Policies around tobacco and vaping need to be smart to succeed. Research shows that with the right regulatory incentives, 200 million people around the world could switch from smoking to vaping in a few years. It is past time for policymakers to put practical solutions center stage, instead of a failing “quit or die” ideology.
Vaping is among the most efficient methods to give up smoking for good: This is proven by science, and by the millions who have quit in this way. But for this path to succeed to the greatest possible extent, vaping needs to be permitted and easily available. It needs to be affordable, with taxation policies to ensure that vaping is much cheaper than smoking. People need to receive adequate and accurate information about the benefits of switching. And vapers need access to the variety of flavors that most adults choose—flavors that don’t remind them of the taste of cigarettes.

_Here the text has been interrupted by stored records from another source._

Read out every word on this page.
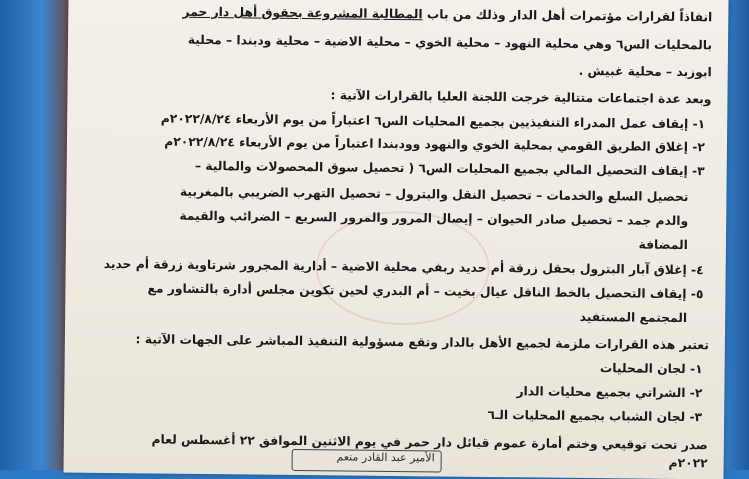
انفاذاً لقرارات مؤتمرات أهل الدار وذلك من باب المطالبة المشروعة بحقوق أهل دار حمر
بالمحليات الس٦ وهي محلية النهود – محلية الخوي – محلية الاضية – محلية ودبندا – محلية
ابوزبد – محلية غبيش .
وبعد عدة اجتماعات متتالية خرجت اللجنة العليا بالقرارات الآتية :
١- إيقاف عمل المدراء التنفيذيين بجميع المحليات الس٦ اعتباراً من يوم الأربعاء ٢٠٢٢/٨/٢٤م
٢- إغلاق الطريق القومي بمحلية الخوي والنهود وودبندا اعتباراً من يوم الأربعاء ٢٠٢٢/٨/٢٤م
٣- إيقاف التحصيل المالي بجميع المحليات الس٦ ( تحصيل سوق المحصولات والمالية –
تحصيل السلع والخدمات – تحصيل النقل والبترول – تحصيل التهرب الضريبي بالمغربية
والدم جمد – تحصيل صادر الحيوان – إيصال المرور والمرور السريع – الضرائب والقيمة
المضافة
٤- إغلاق آبار البترول بحقل زرقة أم حديد ربفي محلية الاضية – أدارية المجرور شرتاوية زرقة أم حديد
٥- إيقاف التحصيل بالخط الناقل عيال بخيت – أم البدري لحين تكوين مجلس أدارة بالتشاور مع
المجتمع المستفيد
تعتبر هذه القرارات ملزمة لجميع الأهل بالدار وتقع مسؤولية التنفيذ المباشر على الجهات الآتية :
١- لجان المحليات
٢- الشراتي بجميع محليات الدار
٣- لجان الشباب بجميع المحليات الـ٦
صدر تحت توقيعي وختم أمارة عموم قبائل دار حمر في يوم الاثنين الموافق ٢٢ أغسطس لعام
٢٠٢٢م
الأمير عبد القادر منعم
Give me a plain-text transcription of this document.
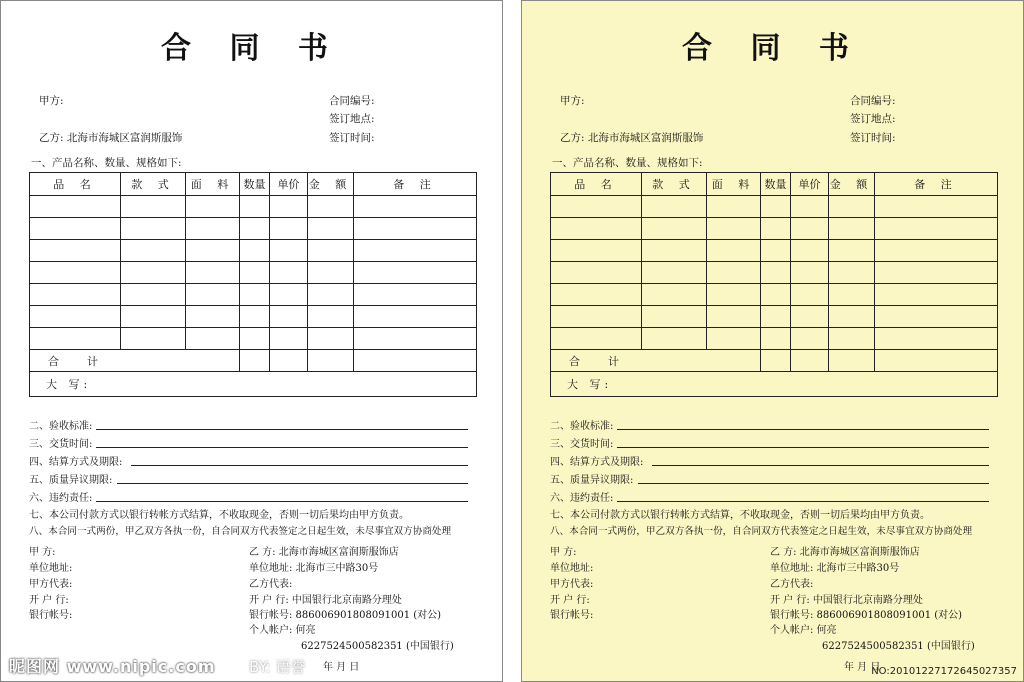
合 同 书
甲方:
乙方: 北海市海城区富润斯服饰
合同编号:
签订地点:
签订时间:
一、产品名称、数量、规格如下:
品 名	款 式	面 料	数量	单价	金 额	备 注

合计						
大 写:						
二、验收标准:
三、交货时间:
四、结算方式及期限:
五、质量异议期限:
六、违约责任:
七、本公司付款方式以银行转帐方式结算，不收取现金，否则一切后果均由甲方负责。
八、本合同一式两份，甲乙双方各执一份，自合同双方代表签定之日起生效，未尽事宜双方协商处理
甲 方:
单位地址:
甲方代表:
开 户 行:
银行帐号:
乙 方: 北海市海城区富润斯服饰店
单位地址: 北海市三中路30号
乙方代表:
开 户 行: 中国银行北京南路分理处
银行帐号: 886006901808091001 (对公)
个人帐户: 何亮
6227524500582351 (中国银行)
年 月 日
昵图网 www.nipic.com BY: 语誉
合 同 书
甲方:
乙方: 北海市海城区富润斯服饰
合同编号:
签订地点:
签订时间:
一、产品名称、数量、规格如下:
品 名	款 式	面 料	数量	单价	金 额	备 注

合计						
大 写:						
二、验收标准:
三、交货时间:
四、结算方式及期限:
五、质量异议期限:
六、违约责任:
七、本公司付款方式以银行转帐方式结算，不收取现金，否则一切后果均由甲方负责。
八、本合同一式两份，甲乙双方各执一份，自合同双方代表签定之日起生效，未尽事宜双方协商处理
甲 方:
单位地址:
甲方代表:
开 户 行:
银行帐号:
乙 方: 北海市海城区富润斯服饰店
单位地址: 北海市三中路30号
乙方代表:
开 户 行: 中国银行北京南路分理处
银行帐号: 886006901808091001 (对公)
个人帐户: 何亮
6227524500582351 (中国银行)
年 月 日
NO:20101227172645027357
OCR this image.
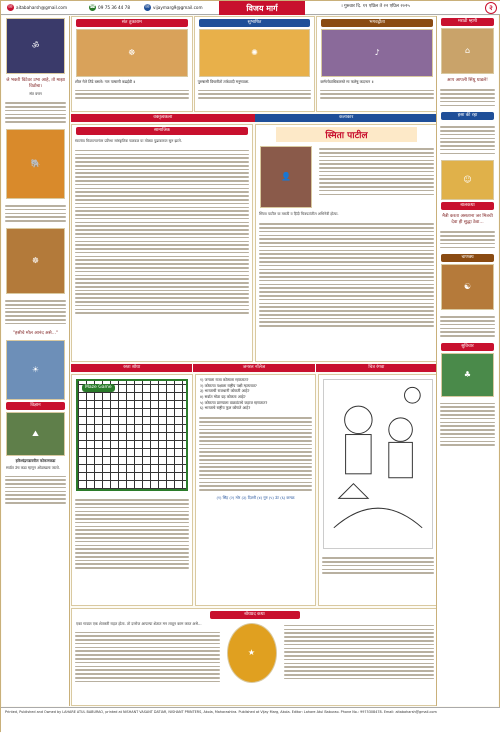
✉ aitabaharsh@gmail.com	☎ 09 75 36 44 78	✉ vijaymarg9@gmail.com	विजय मार्ग	। गुरुवार दि. १९ एप्रिल ते २२ एप्रिल २०२५	२
ॐ
जे भक्ती विटेवर उभा आहे, तो माझा विठोबा।
संत वचन
🐘
☸
"हसीचे मोल आनंद असे..."
☀
विज्ञान
⛰
हरिश्चंद्रगडावरील कोकणकडा
सर्वात उंच कडा म्हणून ओळखला जातो.
संत तुकाराम
☸
शील गेले तिंडे बसले। गण पाषाणी कढईवी ॥
सुभाषित
✺
पुरुषासी विचारीतो तर्कवादी मनुष्याला.
भगवद्गीता
♪
कर्मण्येवाधिकारस्ते मा फलेषु कदाचन ॥
वक्तृत्वकला	कलाकार
सामाजिक
स्वातंत्र्य मिळाल्यानंतर प्रतिभा सांस्कृतिक चळवळ या मोठ्या पुढाकारात सुरु झाले.	स्मिता पाटील
👤
स्मिता पाटील या मराठी व हिंदी चित्रपटांतील अभिनेत्री होत्या.
रस्ता शोधा	जनरल नॉलेज	चित्र रंगवा
Maze Game
१) जगाला राजा कोणाला म्हणतात?
२) कोणत्या पक्षाला राष्ट्रीय पक्षी म्हणतात?
३) भारताची राजधानी कोणती आहे?
४) सर्वात मोठा ग्रह कोणता आहे?
५) कोणत्या प्राण्याला वाळवंटाचे जहाज म्हणतात?
६) भारताचे राष्ट्रीय फूल कोणते आहे?
(१) सिंह (२) मोर (३) दिल्ली (४) गुरु (५) उंट (६) कमळ
बोधप्रद कथा
एका गावात एक शेतकरी राहत होता. तो दररोज आपल्या शेतात मन लावून काम करत असे...
★
मराठी म्हणी
⌂
आप आपली सिंधु धाडले!
हसा की रहा
☺
बालकथा
मैत्री करता असताना जर मित्रची देवा ही सुद्धा ठेवा...
चाणक्य
☯
सुविचार
♣
Printed, Published and Owned by LAHARE ATUL BABURAO, printed at NISHANT VASANT DATIAR, NISHANT PRINTERS, Akola, Maharashtra. Published at Vijay Marg, Akola. Editor: Lahare Atul Baburao. Phone No.: 9975308478. Email: aitabaharsh@gmail.com
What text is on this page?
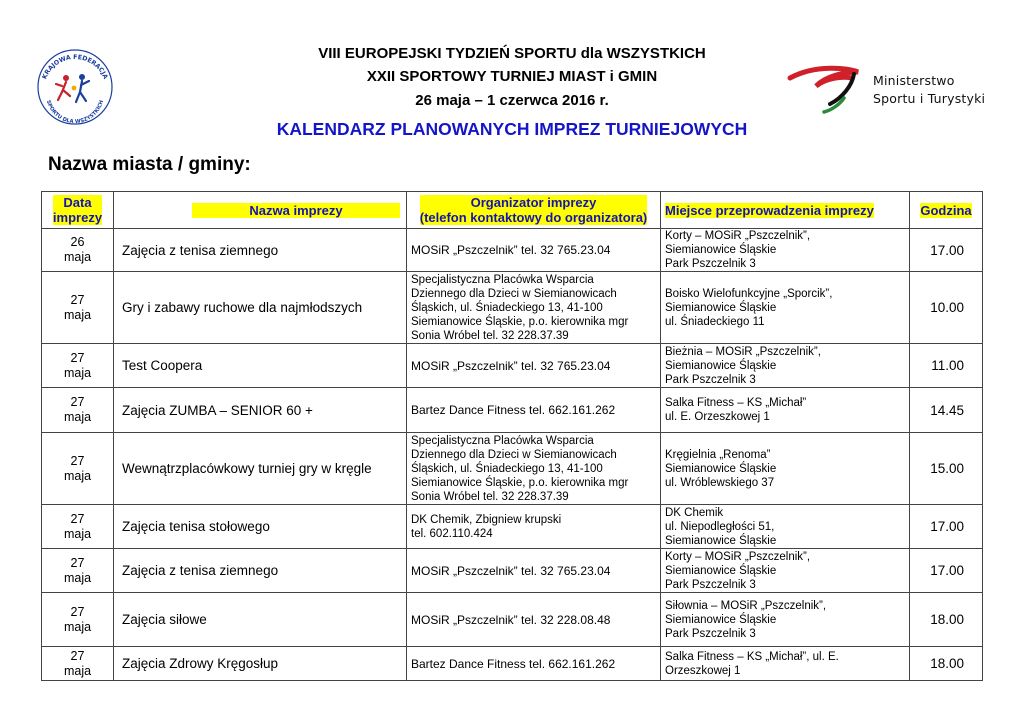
KRAJOWA FEDERACJA
SPORTU DLA WSZYSTKICH
Ministerstwo
Sportu i Turystyki
VIII EUROPEJSKI TYDZIEŃ SPORTU dla WSZYSTKICH
XXII SPORTOWY TURNIEJ MIAST i GMIN
26 maja – 1 czerwca 2016 r.
KALENDARZ PLANOWANYCH IMPREZ TURNIEJOWYCH
Nazwa miasta / gminy:
Data
imprezy	Nazwa imprezy	Organizator imprezy
(telefon kontaktowy do organizatora)	Miejsce przeprowadzenia imprezy	Godzina

26
maja	Zajęcia z tenisa ziemnego	MOSiR „Pszczelnik” tel. 32 765.23.04	Korty – MOSiR „Pszczelnik”,
Siemianowice Śląskie
Park Pszczelnik 3	17.00

27
maja	Gry i zabawy ruchowe dla najmłodszych	Specjalistyczna Placówka Wsparcia
Dziennego dla Dzieci w Siemianowicach
Śląskich, ul. Śniadeckiego 13, 41-100
Siemianowice Śląskie, p.o. kierownika mgr
Sonia Wróbel tel. 32 228.37.39	Boisko Wielofunkcyjne „Sporcik”,
Siemianowice Śląskie
ul. Śniadeckiego 11	10.00

27
maja	Test Coopera	MOSiR „Pszczelnik” tel. 32 765.23.04	Bieżnia – MOSiR „Pszczelnik”,
Siemianowice Śląskie
Park Pszczelnik 3	11.00

27
maja	Zajęcia ZUMBA – SENIOR 60 +	Bartez Dance Fitness tel. 662.161.262	Salka Fitness – KS „Michał”
ul. E. Orzeszkowej 1	14.45

27
maja	Wewnątrzplacówkowy turniej gry w kręgle	Specjalistyczna Placówka Wsparcia
Dziennego dla Dzieci w Siemianowicach
Śląskich, ul. Śniadeckiego 13, 41-100
Siemianowice Śląskie, p.o. kierownika mgr
Sonia Wróbel tel. 32 228.37.39	Kręgielnia „Renoma”
Siemianowice Śląskie
ul. Wróblewskiego 37	15.00

27
maja	Zajęcia tenisa stołowego	DK Chemik, Zbigniew krupski
tel. 602.110.424	DK Chemik
ul. Niepodległości 51,
Siemianowice Śląskie	17.00

27
maja	Zajęcia z tenisa ziemnego	MOSiR „Pszczelnik” tel. 32 765.23.04	Korty – MOSiR „Pszczelnik”,
Siemianowice Śląskie
Park Pszczelnik 3	17.00

27
maja	Zajęcia siłowe	MOSiR „Pszczelnik” tel. 32 228.08.48	Siłownia – MOSiR „Pszczelnik”,
Siemianowice Śląskie
Park Pszczelnik 3	18.00

27
maja	Zajęcia Zdrowy Kręgosłup	Bartez Dance Fitness tel. 662.161.262	Salka Fitness – KS „Michał”, ul. E.
Orzeszkowej 1	18.00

Further curtailing any of these rights, which are already denied in many places, will see many people going back to smoking, putting a stop to the progress that has already been made.
A generation will feel the tragic effects of the agency’s intransigence.
“This is about creating a secure bubble to allow a certain kind of groupthink to flourish unhindered by reality, pragmatism and result”, summarized leading tobacco harm reduction advocate Clive Bates of the COP 9 meeting.
It is shameful that the WHO blithely continues on a hostile track against vaping and other reduced-risk alternatives, and a generation will feel the tragic effects of the agency’s intransigence. At the moment, people who switch away from smoking are doing so despite the world’s political leaders.
Is it too much to hope that COP10, in two years’ time, will open its doors to nicotine users and scrutiny, and be conducted on a transparent and practical basis? From where we stand now, it feels unlikely. Yet with hundreds of millions of lives at stake, we must keep using our voices to shout.